Une spécialisation géographique des États membres
L'analyse des avantages comparatifs révélés (RSCA) en 2025 montre une répartition géographique claire de la spécialisation :
États membres les plus spécialisés (exportateurs) :
| État membre | RSCA | RCA | Part de la production EU | Part des exports EU |
|---|---|---|---|---|
| Bulgarie | 0,781 | 8,15 | 5,1 % | 0,6 % |
| Portugal | 0,740 | 6,69 | 9,2 % | 1,4 % |
| Pologne | 0,408 | 2,38 | 15,8 % | 6,6 % |
| Roumanie | 0,388 | 2,27 | 3,8 % | 1,7 % |
| Lettonie | 0,318 | 1,93 | 0,6 % | 0,3 % |
La Bulgarie et le Portugal affichent les scores de spécialisation les plus élevés. La Pologne, avec 15,8 % de la production européenne et un RCA de 2,38, joue un rôle de pivot. À l'opposé, Malte (RSCA de −0,999) et l'Ireland (−0,999) sont totalement dépendantes des importations pour ce produit.
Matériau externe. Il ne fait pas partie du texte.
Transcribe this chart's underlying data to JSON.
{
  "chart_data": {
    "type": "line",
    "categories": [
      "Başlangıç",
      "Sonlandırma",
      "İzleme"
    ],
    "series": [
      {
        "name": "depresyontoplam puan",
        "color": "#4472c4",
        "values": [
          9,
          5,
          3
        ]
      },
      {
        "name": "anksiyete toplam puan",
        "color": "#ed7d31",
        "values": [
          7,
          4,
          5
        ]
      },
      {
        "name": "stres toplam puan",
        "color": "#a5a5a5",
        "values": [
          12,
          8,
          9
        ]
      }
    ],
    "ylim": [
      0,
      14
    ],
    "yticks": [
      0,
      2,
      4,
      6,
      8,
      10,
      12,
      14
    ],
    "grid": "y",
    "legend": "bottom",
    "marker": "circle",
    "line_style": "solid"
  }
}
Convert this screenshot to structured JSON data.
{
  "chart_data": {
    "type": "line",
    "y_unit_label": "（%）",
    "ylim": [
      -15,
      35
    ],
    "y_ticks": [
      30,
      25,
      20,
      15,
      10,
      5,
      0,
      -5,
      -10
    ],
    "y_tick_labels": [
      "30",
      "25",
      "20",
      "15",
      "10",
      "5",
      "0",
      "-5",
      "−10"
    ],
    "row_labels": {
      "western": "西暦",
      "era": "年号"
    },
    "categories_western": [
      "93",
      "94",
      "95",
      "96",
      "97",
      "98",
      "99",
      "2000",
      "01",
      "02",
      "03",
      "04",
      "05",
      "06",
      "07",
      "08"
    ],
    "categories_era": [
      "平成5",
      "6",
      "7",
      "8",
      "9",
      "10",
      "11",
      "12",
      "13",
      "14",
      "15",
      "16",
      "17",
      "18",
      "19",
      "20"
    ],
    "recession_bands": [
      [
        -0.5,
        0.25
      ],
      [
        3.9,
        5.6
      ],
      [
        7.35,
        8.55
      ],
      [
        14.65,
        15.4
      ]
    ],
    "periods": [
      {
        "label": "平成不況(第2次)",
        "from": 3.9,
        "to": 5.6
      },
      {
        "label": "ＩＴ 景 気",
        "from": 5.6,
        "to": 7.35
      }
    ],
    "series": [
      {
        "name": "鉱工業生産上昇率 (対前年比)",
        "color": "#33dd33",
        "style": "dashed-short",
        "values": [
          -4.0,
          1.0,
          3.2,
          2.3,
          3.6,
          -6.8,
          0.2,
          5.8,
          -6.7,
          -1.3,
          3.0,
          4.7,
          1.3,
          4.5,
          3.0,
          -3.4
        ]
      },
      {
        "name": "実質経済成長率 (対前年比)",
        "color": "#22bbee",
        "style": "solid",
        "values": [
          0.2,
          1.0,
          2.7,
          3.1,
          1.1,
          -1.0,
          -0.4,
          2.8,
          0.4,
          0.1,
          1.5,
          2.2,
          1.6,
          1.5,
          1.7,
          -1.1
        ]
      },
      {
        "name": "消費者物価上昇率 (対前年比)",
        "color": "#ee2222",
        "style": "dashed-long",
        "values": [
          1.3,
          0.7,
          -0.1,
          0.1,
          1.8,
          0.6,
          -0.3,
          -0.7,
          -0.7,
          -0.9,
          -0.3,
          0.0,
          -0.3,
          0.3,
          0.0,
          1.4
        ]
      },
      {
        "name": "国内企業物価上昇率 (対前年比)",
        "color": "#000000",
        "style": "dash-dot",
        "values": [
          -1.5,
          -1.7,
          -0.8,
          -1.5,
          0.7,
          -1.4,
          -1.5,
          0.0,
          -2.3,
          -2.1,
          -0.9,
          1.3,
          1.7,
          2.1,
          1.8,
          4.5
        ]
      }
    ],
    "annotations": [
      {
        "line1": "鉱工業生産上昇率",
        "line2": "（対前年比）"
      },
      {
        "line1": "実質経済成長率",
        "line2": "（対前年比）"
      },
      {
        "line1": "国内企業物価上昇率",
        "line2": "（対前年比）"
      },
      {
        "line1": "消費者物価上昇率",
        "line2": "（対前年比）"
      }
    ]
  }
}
Les principaux exportateurs de l'UE en valeur
Les principaux exportateurs en 2025 sont :
| État membre | 2015 (M€) | 2025 (M€) | Variation |
|---|---|---|---|
| Allemagne | 112,0 | 157,4 | +40,5 % |
| Italie | 124,5 | 86,6 | −30,4 % |
| Espagne | 53,9 | 28,7 | −46,7 % |
| Tchéquie | 29,3 | 30,9 | +5,3 % |
| Portugal | 31,9 | 33,3 | +4,6 % |
| Pologne | 28,0 | 24,4 | −12,8 % |
| Bulgarie | 25,3 | 27,4 | +8,3 % |
L'Allemagne est devenue le premier exportateur de l'UE (157,4 M€), dépassant l'Italie qui a perdu près d'un tiers de ses exportations. L'Espagne a connu le déclin le plus brutal (−46,7 %). Les pays d'Europe centrale et orientale (Tchéquie, Bulgarie, Portugal) maintiennent des positions stables, voire en légère progression.
Un indicateur de vulnérabilité en hausse
L'intensité commerciale (part du commerce extérieur dans la production intérieure apparente) est passée de 29,0 % à 54,2 % (+86,6 %). Ce quasi-doublement signifie que le marché européen est de plus en plus dépendant du commerce international, tant pour ses approvisionnements que pour ses débouchés. La propension à exporter a également progressé (de 21,5 % à 29,8 %), mais dans une moindre mesure, confirmant que la hausse de l'intensité commerciale est principalement tirée par les importations.
Conclusion
Le marché européen des appareils sanitaires en céramique (CN 6910) a connu une transformation structurelle majeure entre 2015 et 2025. L'UE est passée d'une position d'exportateur net (excédent de 118 M€) à une situation de déficit commercial prononcé (−367 M€), conséquence d'un double mouvement : l'effondrement de la production locale (−55 % en volume) et la forte montée en puissance des importations (+88 % en volume).
La Chine est le principal bénéficiaire de cette restructuration, captant plus de la moitié des importations européennes avec une progression de 189 % en valeur. Parallèlement, les exportations européennes se sont repositionnées vers le haut de gamme, avec des prix moyens à l'exportation près de trois fois supérieurs aux prix d'importation. L'Allemagne a consolidé sa position de premier exportateur, tandis que l'Italie et l'Espagne ont vu leurs positions fortement érodées.
L'augmentation de l'intensité commerciale (de 29 % à 54 %) et la concentration croissante des importations (HHI +32 %) constituent des facteurs de vulnérabilité pour l'industrie européenne, d'autant que l'impact des sanctions contre la Russie a privé les exportateurs d'un marché historique important. L'enjeu pour la prochaine décennie sera de maintenir l'avantage compétitif européen sur les segments premium tout en maîtrisant la dépendance aux approvisionnements extérieurs pour le volume.